Since the early days of this blog, we’ve been covering the ongoing legal battle involving ex-Korn Ferry recruiter David Nosal as it winds its way through the courts. The latest chapter in this saga came on December 8, 2016, when a Ninth Circuit panel clarified that the Computer Fraud and Abuse Act (CFAA) does not criminalize innocent password sharing, in a published opinion denying Nosal’s request for a rehearing en banc.
As loyal readers know, the case involves the prosecution of David Nosal, a former executive with the recruitment and talent management firm, Korn Ferry. Nosal was originally charged with eight counts of violating the CFAA in 2008 for conspiring with then-current and former Korn Ferry employees to obtain confidential data from the firm’s database.

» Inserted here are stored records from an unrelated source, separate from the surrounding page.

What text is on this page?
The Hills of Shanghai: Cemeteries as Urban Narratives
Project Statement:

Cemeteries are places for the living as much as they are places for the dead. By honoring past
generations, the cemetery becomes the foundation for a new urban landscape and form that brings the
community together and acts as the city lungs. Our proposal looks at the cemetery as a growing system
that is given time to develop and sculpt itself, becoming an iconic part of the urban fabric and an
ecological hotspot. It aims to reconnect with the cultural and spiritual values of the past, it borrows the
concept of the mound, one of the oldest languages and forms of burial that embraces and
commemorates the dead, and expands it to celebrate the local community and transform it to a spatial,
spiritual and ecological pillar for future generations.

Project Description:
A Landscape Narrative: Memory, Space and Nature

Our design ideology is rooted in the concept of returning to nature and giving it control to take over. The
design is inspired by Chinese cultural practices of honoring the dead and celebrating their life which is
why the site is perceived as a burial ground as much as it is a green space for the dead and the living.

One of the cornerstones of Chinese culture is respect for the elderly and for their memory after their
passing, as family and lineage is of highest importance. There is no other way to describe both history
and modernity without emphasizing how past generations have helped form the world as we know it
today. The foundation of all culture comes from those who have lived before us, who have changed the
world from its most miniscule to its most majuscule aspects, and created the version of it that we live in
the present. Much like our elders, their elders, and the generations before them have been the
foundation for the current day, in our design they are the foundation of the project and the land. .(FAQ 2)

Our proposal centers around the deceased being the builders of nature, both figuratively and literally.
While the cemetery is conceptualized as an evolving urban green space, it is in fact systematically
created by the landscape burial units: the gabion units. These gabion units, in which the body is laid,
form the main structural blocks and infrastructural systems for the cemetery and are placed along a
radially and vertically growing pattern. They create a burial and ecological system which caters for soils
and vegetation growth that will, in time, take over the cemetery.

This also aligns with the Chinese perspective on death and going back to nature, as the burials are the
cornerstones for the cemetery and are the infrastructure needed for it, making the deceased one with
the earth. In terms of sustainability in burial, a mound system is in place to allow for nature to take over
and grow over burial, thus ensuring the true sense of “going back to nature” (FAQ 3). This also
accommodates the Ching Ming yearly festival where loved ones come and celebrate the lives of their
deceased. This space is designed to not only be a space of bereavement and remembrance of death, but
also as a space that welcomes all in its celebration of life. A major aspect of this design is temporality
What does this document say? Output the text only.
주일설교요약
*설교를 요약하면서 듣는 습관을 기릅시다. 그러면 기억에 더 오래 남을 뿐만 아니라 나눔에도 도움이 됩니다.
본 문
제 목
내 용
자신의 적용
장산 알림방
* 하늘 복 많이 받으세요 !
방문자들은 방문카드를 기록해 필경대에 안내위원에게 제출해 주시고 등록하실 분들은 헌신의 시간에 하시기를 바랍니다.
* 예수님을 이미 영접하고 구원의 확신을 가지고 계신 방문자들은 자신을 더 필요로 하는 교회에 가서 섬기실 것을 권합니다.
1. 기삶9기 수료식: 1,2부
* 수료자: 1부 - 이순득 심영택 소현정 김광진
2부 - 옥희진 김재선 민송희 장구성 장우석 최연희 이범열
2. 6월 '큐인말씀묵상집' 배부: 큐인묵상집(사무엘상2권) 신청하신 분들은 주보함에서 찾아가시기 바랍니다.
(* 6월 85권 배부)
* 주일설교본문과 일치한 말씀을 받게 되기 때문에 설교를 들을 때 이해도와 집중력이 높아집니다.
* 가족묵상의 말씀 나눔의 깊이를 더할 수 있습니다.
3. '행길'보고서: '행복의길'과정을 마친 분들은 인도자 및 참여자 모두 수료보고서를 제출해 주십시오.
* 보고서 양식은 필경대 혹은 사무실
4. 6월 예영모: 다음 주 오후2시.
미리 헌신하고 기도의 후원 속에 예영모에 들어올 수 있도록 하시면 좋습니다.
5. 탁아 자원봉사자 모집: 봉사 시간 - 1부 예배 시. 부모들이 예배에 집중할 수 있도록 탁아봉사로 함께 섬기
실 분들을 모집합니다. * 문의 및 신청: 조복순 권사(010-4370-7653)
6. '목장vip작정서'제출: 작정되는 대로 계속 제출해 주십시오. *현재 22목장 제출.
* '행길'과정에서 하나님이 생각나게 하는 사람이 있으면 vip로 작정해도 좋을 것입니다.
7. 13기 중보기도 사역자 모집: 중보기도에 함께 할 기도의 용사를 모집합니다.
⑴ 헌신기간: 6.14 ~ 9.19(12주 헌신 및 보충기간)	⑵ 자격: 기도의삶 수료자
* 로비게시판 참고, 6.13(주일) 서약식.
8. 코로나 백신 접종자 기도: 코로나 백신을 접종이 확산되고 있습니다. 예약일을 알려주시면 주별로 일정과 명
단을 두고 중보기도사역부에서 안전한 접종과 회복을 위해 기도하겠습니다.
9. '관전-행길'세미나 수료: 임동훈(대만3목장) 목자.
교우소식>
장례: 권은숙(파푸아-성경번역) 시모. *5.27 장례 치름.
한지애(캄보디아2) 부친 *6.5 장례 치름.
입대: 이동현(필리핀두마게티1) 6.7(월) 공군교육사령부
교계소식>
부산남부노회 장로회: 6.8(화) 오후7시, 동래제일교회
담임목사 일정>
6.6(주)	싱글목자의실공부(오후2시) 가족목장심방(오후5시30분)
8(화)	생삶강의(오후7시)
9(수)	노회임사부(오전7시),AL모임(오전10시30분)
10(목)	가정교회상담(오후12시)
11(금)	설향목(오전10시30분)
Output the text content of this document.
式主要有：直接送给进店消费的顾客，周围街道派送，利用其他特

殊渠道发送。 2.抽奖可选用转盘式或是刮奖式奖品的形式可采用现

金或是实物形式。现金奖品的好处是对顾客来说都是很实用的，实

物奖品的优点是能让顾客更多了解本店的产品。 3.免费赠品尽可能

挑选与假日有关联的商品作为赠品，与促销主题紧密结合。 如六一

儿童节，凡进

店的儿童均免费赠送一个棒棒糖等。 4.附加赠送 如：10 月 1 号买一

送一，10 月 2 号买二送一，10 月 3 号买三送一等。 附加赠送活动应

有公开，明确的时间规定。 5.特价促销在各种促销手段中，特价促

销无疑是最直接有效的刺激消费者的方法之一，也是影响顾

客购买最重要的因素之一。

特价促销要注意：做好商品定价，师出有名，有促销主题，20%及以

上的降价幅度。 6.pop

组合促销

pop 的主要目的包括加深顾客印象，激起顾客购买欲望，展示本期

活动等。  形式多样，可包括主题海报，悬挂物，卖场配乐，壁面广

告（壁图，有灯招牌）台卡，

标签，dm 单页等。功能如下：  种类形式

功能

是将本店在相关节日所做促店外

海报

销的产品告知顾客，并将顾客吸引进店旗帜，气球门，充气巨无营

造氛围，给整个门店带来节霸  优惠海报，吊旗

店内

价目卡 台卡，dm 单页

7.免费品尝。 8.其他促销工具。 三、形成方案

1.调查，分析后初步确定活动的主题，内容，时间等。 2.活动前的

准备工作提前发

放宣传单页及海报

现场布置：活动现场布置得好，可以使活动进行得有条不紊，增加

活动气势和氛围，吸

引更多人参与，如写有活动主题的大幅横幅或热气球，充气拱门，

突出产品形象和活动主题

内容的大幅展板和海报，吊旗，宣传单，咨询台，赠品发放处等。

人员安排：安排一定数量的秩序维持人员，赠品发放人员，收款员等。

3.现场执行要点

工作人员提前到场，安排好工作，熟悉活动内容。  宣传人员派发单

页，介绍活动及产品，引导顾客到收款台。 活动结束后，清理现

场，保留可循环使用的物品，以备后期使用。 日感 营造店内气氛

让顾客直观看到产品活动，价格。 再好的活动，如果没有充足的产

For those of you just tuning in, here are some key points in the timeline:
- In April 2012, an en banc panel of the Ninth Circuit dismissed five of the eight CFAA counts against Nosal (“Nosal I”).
- In April 2013, a jury convicted Nosal of the remaining CFAA counts as well as two counts of violating the Economic Espionage Act (EEA) for theft of trade secrets.
- In January 2014, Nosal was sentenced to 366 days in prison, three years supervised release, community service, $60,000 in fines, and restitution. The district court stayed his sentence pending appeal.
- In October 2015, we covered the oral arguments before a three-judge panel of the Ninth Circuit.
- In July 2016, the Ninth Circuit affirmed Nosal’s conviction under the CFAA, in United States v. Nosal (“Nosal II”).
The Nosal case has been a proving ground for various arguments under the CFAA. For starters, the CFAA is an old law (originally enacted in 1984), and there’s been an ongoing debate on adapting the law to new technologies. There are also arguments over the distinction between outside hackers and malicious insiders and to what extent the CFAA’s reach covers both. And, as the Ninth Circuit noted in its December 2016 opinion, federal courts are still very much divided on the question of what is meant by the statutory term “exceeds authorized access.”
One argument that has engendered a lot of online support (not to mention support in the form of amicus briefs) is the idea that password sharing is not hacking and should not be a federal crime. In particular, Nosal raised this argument in his Ninth Circuit brief, referring to a passage in Nosal I where Judge Alex Kozinski reasons that “Facebook makes it a violation of the terms of service to let anyone log into your account. . . . but few imagine they might be marched off to federal prison for doing so.”
A split Ninth Circuit panel, in an opinion by Judge McKeown (with Judge Reinhardt dissenting), attempted to put this argument to rest. Reiterating its conclusion from its July decision, the court stated that “once authorization to access a computer has been affirmatively revoked, the user cannot sidestep the statute by going through the back door and accessing the computer through a third party.”
Finally, because Nosal was charged under a provision of the CFAA that requires knowledge and intent to defraud, the court, in its recent amended opinion, stated categorically that its view of the CFAA will not “sweep in innocent conduct, such as family password sharing.”